La crise de 2030 se prépare dès aujourd'hui. Et ce, grâce au schéma directeur d'alimentation en eau potable, ce document stratégique qui fournit aux collectivités compétentes les grandes orientations des investissements à réaliser sur les dix à quinze prochaines années pour garantir l'alimentation en eau potable de leur territoire. Les priorités financières fixées doivent répondre aux scénarios de crise, différents selon les territoires. En Bretagne, le syndicat départemental Eau du Morbihan a inclus dans son schéma directeur une étude de sécurisation à l'horizon 2030 sur la base de six scénarios liés à différentes pannes majeures de son système d'alimentation et d'un scénario basé sur une sécheresse touchant la ressource souterraine. « Lorsque nous nous projetons dans l'avenir, nous devons envisager les besoins liés à un fonctionnement normal et les besoins en cas de crise, souligne Françoise Jéhanno, directrice d'Eau du Morbihan. Et comme notre objectif est de privilégier l'optimisation des infrastructures existantes plutôt que de solliciter de nouvelles ressources, nous planifions essentiellement des stockages supplémentaires, de nouvelles interconnexions pour augmenter notre capacité hydraulique ou une densification du maillage du réseau de distribution dans certaines zones. »

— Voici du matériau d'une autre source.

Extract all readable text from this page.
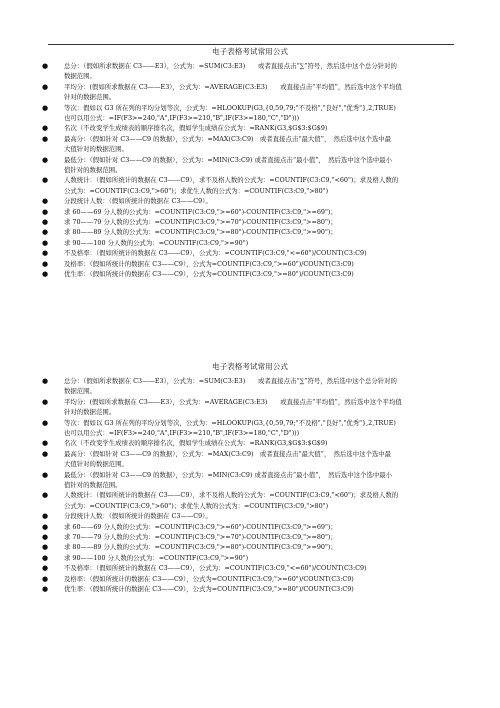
电子表格考试常用公式
●	总分：（假如所求数据在 C3——E3），公式为：=SUM(C3:E3)　　或者直接点击“∑”符号，然后选中这个总分针对的
数据范围。
●	平均分：(假如所求数据在 C3——E3），公式为：=AVERAGE(C3:E3)　　或直接点击“平均值”，然后选中这个平均值
针对的数据范围。
●	等次：假如以 G3 所在列的平均分划等次，公式为：=HLOOKUP(G3,{0,59,79;"不及格","良好","优秀"},2,TRUE)
也可以用公式：=IF(F3>=240,"A",IF(F3>=210,"B",IF(F3>=180,"C","D")))
●	名次（不改变学生成绩表的顺序排名次，假如学生成绩在公式为：=RANK(G3,$G$3:$G$9)
●	最高分：（假如针对 C3——C9 的数据），公式为：=MAX(C3:C9)　或者直接点击“最大值”，　然后选中这个选中最
大值针对的数据范围。
●	最低分：（假如针对 C3——C9 的数据），公式为：=MIN(C3:C9) 或者直接点击“最小值”，　然后选中这个选中最小
值针对的数据范围。
●	人数统计：（假如所统计的数据在 C3——C9），求不及格人数的公式为：=COUNTIF(C3:C9,"<60")；求及格人数的
公式为：=COUNTIF(C3:C9,">60")；求优生人数的公式为：=COUNTIF(C3:C9,">80")
●	分段统计人数：（假如所统计的数据在 C3——C9）。
●	求 60——69 分人数的公式为：=COUNTIF(C3:C9,">=60")-COUNTIF(C3:C9,">=69")；
●	求 70——79 分人数的公式为：=COUNTIF(C3:C9,">=70")-COUNTIF(C3:C9,">=80")；
●	求 80——89 分人数的公式为：=COUNTIF(C3:C9,">=80")-COUNTIF(C3:C9,">=90")；
●	求 90——100 分人数的公式为：=COUNTIF(C3:C9,">=90")
●	不及格率：（假如所统计的数据在 C3——C9），公式为：=COUNTIF(C3:C9,"<=60")/COUNT(C3:C9)
●	及格率：（假如所统计的数据在 C3——C9），公式为=COUNTIF(C3:C9,">=60")/COUNT(C3:C9)
●	优生率：（假如所统计的数据在 C3——C9），公式为=COUNTIF(C3:C9,">=80")/COUNT(C3:C9)
电子表格考试常用公式
●	总分：（假如所求数据在 C3——E3），公式为：=SUM(C3:E3)　　或者直接点击“∑”符号，然后选中这个总分针对的
数据范围。
●	平均分：(假如所求数据在 C3——E3），公式为：=AVERAGE(C3:E3)　　或直接点击“平均值”，然后选中这个平均值
针对的数据范围。
●	等次：假如以 G3 所在列的平均分划等次，公式为：=HLOOKUP(G3,{0,59,79;"不及格","良好","优秀"},2,TRUE)
也可以用公式：=IF(F3>=240,"A",IF(F3>=210,"B",IF(F3>=180,"C","D")))
●	名次（不改变学生成绩表的顺序排名次，假如学生成绩在公式为：=RANK(G3,$G$3:$G$9)
●	最高分：（假如针对 C3——C9 的数据），公式为：=MAX(C3:C9)　或者直接点击“最大值”，　然后选中这个选中最
大值针对的数据范围。
●	最低分：（假如针对 C3——C9 的数据），公式为：=MIN(C3:C9) 或者直接点击“最小值”，　然后选中这个选中最小
值针对的数据范围。
●	人数统计：（假如所统计的数据在 C3——C9），求不及格人数的公式为：=COUNTIF(C3:C9,"<60")；求及格人数的
公式为：=COUNTIF(C3:C9,">60")；求优生人数的公式为：=COUNTIF(C3:C9,">80")
●	分段统计人数：（假如所统计的数据在 C3——C9）。
●	求 60——69 分人数的公式为：=COUNTIF(C3:C9,">=60")-COUNTIF(C3:C9,">=69")；
●	求 70——79 分人数的公式为：=COUNTIF(C3:C9,">=70")-COUNTIF(C3:C9,">=80")；
●	求 80——89 分人数的公式为：=COUNTIF(C3:C9,">=80")-COUNTIF(C3:C9,">=90")；
●	求 90——100 分人数的公式为：=COUNTIF(C3:C9,">=90")
●	不及格率：（假如所统计的数据在 C3——C9），公式为：=COUNTIF(C3:C9,"<=60")/COUNT(C3:C9)
●	及格率：（假如所统计的数据在 C3——C9），公式为=COUNTIF(C3:C9,">=60")/COUNT(C3:C9)
●	优生率：（假如所统计的数据在 C3——C9），公式为=COUNTIF(C3:C9,">=80")/COUNT(C3:C9)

Cette vision prospective des besoins est une priorité des services d'eau potable. Dans le département du Nord, Noréade, la régie du Siden-Sian (syndicat d'eau et d'assainissement), qui alimente près de 600 communes en eau potable, réalise actuellement le dernier tronçon de 75 kilomètres (en diamètre 700 mm) d'un réseau d'interconnexion de 250 kilomètres qui reliera d'ici à 2017 tous ses champs captants majeurs. « Cette infrastructure nous permet de faire face à la dégradation de l'eau souterraine causée par la présence de nitrates, de nickel et celle de perchlorates, mise en évidence récemment. À l'apparition problématique des perchlorates, qui s'est traduite par un arrêté préfectoral édictant des restrictions d'usage, nous avons pu réduire les zones touchées en diluant la production des unités de distribution (UDI) concernées par ce phénomène avec la production d'UDI non contaminées ou en l'arrêtant. Ainsi très rapidement, les restrictions d'usage ont pu être levées sur 10 des 48 UDI initialement concernées », précise Dominique Wanegue, directeur de l'exploitation du réseau d'eau chez Noréade.
En plus de ses trois usines alimentées en eau de surface par la Seine, la Marne et l'Oise, le syndicat des eaux d'Île-de-France ( Sedif) a investi dans les années 1980 dans trois forages d'eau souterraine et s'est constitué une capacité de secours totale de 50 000 m3 /an. En outre, les interconnexions réalisées dans les années 1980-1990 permettent au syndicat de couvrir l'arrêt total de l'une de ses trois usines sans interrompre l'alimentation. « Le coût de la sécurisation du service de l'eau est évalué à 25 centimes d'euros par m3 d'eau », précise Véronique Heim, directrice études, prospectives et systèmes d'information du Sedif. Le syndicat intègre les risques susceptibles de toucher le service dans son schéma directeur d'alimentation en eau potable via des plans de management et des projets opérationnels. Son plan de gestion des inondations a nécessité 5 millions d'euros d'investissement depuis 2005 pour protéger l'usine de Choisy d'une crue centennale et plus de 4 millions d'investissement sont planifiés jusqu'en 2015 à Neuilly-sur-Marne. Quant à son plan de sûreté, il consacre 24 millions d'euros entre 2012 et 2015 pour sécuriser les sites contre les intrusions via des systèmes de protection passive et active. « Tous nos dispositifs intelligents sont reliés à la supervision centrale d'un de nos trois centres opérationnels qui contrôlent en temps réel la sûreté de leur territoire, incluant des sites principaux et des sites secondaires (réservoirs, stations de pompage…) », souligne la responsable du Sedif.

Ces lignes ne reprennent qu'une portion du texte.